It's Time For The Canine Medal Of Honor

Illustration for article titled It's Time For The Canine Medal Of Honor

Sasha, a yellow Labrador, has been posthumously awarded the Dickin Medal, the animal equivalent of Britain's highest military honor. In Afghanistan, she saved several lives by locating 15 caches of hidden bombs and weapons. Regrettably, while the UK honors its animals that serve in the military, the US does not.


Sasha was killed along with her handler, Lance Corporal Kenneth Rowe, in a Taliban ambush. Rowe's mother Lyn welcomed the award: "Kenneth always adored animals and loved working with his dogs. He took his role protecting his fellow soldiers very seriously. We are so proud of him and he would be incredibly proud that Sasha's bravery is being recognized."

As Michael Peck writes at the blog, War Is Boring:

If an American war dog receives recognition, it's from a civilian organization. Gabe, a U.S. Army dog who completed 200 combat missions in Iraq before retiring, was named the 2012 American Hero Dog by the American Humane Association.

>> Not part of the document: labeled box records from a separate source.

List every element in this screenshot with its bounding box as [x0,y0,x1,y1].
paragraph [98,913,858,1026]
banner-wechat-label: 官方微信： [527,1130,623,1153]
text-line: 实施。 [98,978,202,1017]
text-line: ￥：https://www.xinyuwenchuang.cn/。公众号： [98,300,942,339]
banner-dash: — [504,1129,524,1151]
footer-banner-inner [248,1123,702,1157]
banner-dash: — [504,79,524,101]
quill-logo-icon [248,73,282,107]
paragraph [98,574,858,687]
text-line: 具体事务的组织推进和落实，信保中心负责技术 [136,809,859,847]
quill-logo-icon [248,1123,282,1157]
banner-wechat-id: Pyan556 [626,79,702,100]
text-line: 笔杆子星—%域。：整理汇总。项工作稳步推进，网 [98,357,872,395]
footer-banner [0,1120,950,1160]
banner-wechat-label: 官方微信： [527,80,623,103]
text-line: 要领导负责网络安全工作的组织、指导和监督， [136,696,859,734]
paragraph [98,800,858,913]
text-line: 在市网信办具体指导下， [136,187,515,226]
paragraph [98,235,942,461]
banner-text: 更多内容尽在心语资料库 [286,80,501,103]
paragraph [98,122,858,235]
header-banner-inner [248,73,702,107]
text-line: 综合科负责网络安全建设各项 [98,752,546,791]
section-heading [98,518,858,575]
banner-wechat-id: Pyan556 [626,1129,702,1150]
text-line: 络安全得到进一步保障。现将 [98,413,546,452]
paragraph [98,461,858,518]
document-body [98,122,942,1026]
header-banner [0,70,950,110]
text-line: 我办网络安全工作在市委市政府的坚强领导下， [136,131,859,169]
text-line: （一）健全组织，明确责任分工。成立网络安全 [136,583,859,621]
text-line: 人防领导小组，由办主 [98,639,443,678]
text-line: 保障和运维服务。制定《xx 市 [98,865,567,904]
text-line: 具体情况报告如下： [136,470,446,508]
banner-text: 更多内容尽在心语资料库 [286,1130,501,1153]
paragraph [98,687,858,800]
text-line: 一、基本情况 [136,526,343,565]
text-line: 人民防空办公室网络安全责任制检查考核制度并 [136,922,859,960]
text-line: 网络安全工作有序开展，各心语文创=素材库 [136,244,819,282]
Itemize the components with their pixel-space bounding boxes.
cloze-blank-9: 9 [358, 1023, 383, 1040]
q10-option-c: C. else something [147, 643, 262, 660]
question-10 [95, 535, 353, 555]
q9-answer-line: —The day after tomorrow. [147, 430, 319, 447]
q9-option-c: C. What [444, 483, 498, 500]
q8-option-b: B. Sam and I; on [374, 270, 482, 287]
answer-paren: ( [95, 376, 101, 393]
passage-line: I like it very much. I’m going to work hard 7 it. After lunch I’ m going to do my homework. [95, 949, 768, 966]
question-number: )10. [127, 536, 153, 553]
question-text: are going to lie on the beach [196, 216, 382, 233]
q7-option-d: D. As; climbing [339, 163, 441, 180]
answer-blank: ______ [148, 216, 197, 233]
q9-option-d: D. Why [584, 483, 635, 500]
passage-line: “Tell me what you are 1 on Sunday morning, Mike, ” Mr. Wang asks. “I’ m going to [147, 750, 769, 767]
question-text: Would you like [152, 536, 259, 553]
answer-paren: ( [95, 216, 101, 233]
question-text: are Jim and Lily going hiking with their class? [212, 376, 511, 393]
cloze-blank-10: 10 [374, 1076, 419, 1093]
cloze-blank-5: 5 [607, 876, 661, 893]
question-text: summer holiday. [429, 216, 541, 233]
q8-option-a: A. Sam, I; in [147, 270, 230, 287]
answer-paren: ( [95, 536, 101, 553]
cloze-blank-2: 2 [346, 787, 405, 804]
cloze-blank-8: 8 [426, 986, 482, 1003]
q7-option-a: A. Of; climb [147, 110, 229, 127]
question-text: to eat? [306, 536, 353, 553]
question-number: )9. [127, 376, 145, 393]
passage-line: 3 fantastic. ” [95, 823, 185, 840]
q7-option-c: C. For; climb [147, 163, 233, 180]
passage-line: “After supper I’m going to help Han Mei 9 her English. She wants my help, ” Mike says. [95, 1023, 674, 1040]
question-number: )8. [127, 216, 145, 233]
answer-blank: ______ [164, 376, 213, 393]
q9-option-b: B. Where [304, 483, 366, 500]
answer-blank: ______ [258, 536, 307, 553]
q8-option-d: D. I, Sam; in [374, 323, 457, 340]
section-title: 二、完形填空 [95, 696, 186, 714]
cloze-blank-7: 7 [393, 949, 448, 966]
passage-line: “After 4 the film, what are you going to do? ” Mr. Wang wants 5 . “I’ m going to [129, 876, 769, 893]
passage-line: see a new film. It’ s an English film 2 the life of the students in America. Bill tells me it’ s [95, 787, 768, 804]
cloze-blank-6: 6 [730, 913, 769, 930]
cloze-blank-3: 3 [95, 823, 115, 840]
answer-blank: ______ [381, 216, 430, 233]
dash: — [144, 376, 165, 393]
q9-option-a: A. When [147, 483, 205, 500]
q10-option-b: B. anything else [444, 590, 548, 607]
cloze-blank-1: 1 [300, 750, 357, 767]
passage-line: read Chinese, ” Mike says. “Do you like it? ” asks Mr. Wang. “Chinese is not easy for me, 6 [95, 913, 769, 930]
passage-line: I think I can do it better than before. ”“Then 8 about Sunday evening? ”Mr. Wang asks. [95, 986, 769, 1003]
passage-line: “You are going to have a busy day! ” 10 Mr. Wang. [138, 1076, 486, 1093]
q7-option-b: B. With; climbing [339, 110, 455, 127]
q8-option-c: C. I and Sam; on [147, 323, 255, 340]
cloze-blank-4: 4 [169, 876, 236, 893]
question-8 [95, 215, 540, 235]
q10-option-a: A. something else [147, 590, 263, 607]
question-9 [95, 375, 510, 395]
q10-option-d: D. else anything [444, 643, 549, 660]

"There are not any medals given to the military dogs, only the handlers," [says] Ron Aiello, of the United States War Dogs Association. "You hear every now and then that a dog has been given a Purple Heart or a Bronze Star. This is usually done on a unit level and is not recognized by the military or the Department of Defense."

In 2012, Congress passed a law that mandated better care for retired military dogs, including having the military pay to return them to the United States, rather than forcing the adopting family to pick up travel expenses. The law also called for the Pentagon to create some sort of recognition for military dogs.

A unit's commanding officer or kennel master is now allowed to issue an achievement certificate to a dog, Aiello said. "Our organization has been trying for years to get the DoD to issue a Service Award Medal specifically for military dogs, but they keep saying no."

The Pentagon is again considering whether to issue medals to drone operators and cyberwarriors. If the military can bestow medals to personnel serving far from any combat zone, it should also award them to dogs and other animals who serve in active fighting.

The medals may not mean anything to the animals. But they will mean something to us.

[Via War is Boring]


Platypus Man

I'm not against this (because what harm can it do), but what does it really accomplish to posthumously recognize dogs' service? Is it going to comfort their families or inspire other dogs to join the army?